A VISION
The Stories We Need Next
The future will belong to those who can imagine it. My work is to help you write it into being.
Stories are how we remember what matters.
The Quiet Truth
We are living inside stories that were written long before we arrived.
Stories that taught us who we must be, what we must value, and how we must survive. Stories built on hierarchy, extraction, dominance, and the myth that we should stand alone. Stories that framed productivity as worth, exhaustion as virtue, and nature as something to be used rather than understood.
These stories shaped our cultures. They shaped our institutions. They shaped us — and we rarely questioned them because we were raised inside them.
But these stories are not ancient, and they are not universal. They are a relatively young cultural script — perhaps a thousand years old in some places, far younger in others — that centres productivity over presence, hierarchy over relationship, and independence over interdependence.
For a time, this narrative organised society effectively. It built systems, economies, and empires. But it has depleted the planet, strained communities, and left many of us disconnected from ourselves and each other.
It is a story that is ending — not because we rage against it, but because it can no longer hold the complexity of the world we inhabit.
When a story can no longer hold a world, a new story must begin.
The Stories That Saved Us
Before there were books or industries or markets, there were stories. Stories were humanity’s first technology — our original storage system. We placed knowledge into narrative so we could remember how to survive, how to belong, how to care for one another.
We are not programmed for instruction; we are programmed for story.
Children understand this instinctively.
As a child, I survived because of stories — because the children in those worlds survived. They did not need adults; adults were often absent or irrelevant. Story became my lifeboat. It held me afloat when nothing else did.
Stories can save us. They can also confine us. The problem is not that story shapes us — it is that the story we inherited is too small for who we are becoming.
The Stories That Keep Us Small
The dominant cultural story — the one we rarely name because we have swum in it all our lives — tells us:
independence is strength
productivity is value
community is optional
the earth is an asset
rest is indulgence
competition is natural
belonging must be earned
vulnerability is risk
This story has shaped governments, markets, workplaces, family structures, and inner worlds. It has shaped our anxieties, ambitions, and identities.
It is a story without a future.
The Stories That Can Free Us
If we want a different world, we do not begin with policy or industry or strategy. We begin with story — because story is the operating system beneath everything else.
We need stories that restore what we have forgotten:
humans are interdependent
the earth is a partner, not a possession
meaning matters more than metrics
kindness is a form of intelligence
community is strength, not compromise
reciprocity is a survival strategy
belonging is essential
nature does not thrive in isolation — and neither do we
The stories we need next are regenerative, relational, ecological, and humane.
How We Write These Stories — The ARC™ Way
To write a new cultural narrative, we need a new narrative architecture. This is why I created ARC™, a framework that aligns the three forces that shape every story the human mind trusts.
A — Archetype
The structural patterns the brain recognises instantly — the deep logic of resilience, transformation, connection, and return.

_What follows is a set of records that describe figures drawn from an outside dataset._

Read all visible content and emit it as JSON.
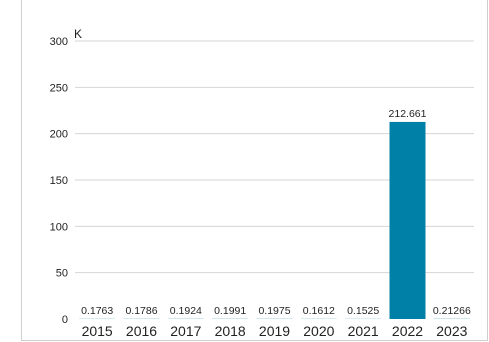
{
  "chart_data": {
    "type": "bar",
    "categories": [
      "2015",
      "2016",
      "2017",
      "2018",
      "2019",
      "2020",
      "2021",
      "2022",
      "2023"
    ],
    "values": [
      0.1763,
      0.1786,
      0.1924,
      0.1991,
      0.1975,
      0.1612,
      0.1525,
      212.661,
      0.21266
    ],
    "value_labels": [
      "0.1763",
      "0.1786",
      "0.1924",
      "0.1991",
      "0.1975",
      "0.1612",
      "0.1525",
      "212.661",
      "0.21266"
    ],
    "y_unit": "K",
    "ylim": [
      0,
      300
    ],
    "yticks": [
      0,
      50,
      100,
      150,
      200,
      250,
      300
    ],
    "grid": true,
    "bar_color": "#0080a6",
    "grid_color": "#d4d4d4"
  }
}
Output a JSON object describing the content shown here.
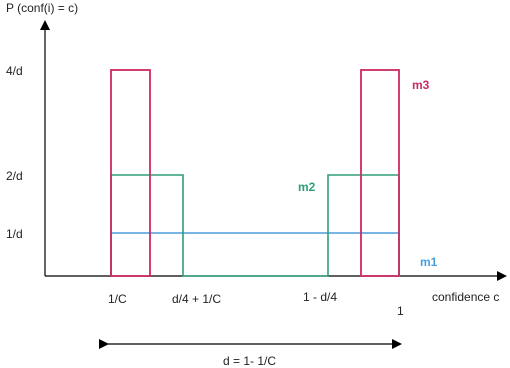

Archetype lets us build new stories that feel emotionally true, not inherited by obligation.
R — Reasoning
The cognitive pathways that shape how people feel, interpret, and decide. Reasoning allows us to design stories that lower threat, reduce friction, deepen clarity, and support actions that nourish instead of extract.
C — Culture
The metaphors, symbols, and shared meanings that make a story intuitive and safe to adopt. Culture lets us speak to people in a language their nervous system already understands.
Together, ARC™ becomes a blueprint for rewriting not just individual stories, but collective ones — stories that:
expand identity
strengthen community
honour the earth
and help us build futures worth living in
The Invitation
This work is not only for authors, or for businesses, or for individuals.
It is for anyone who feels the quiet unease of a story ending — and the subtle hum of a new one beginning.
If you are ready to imagine differently, to question the script you inherited, and to create narratives that heal rather than harm, you are already part of what comes next.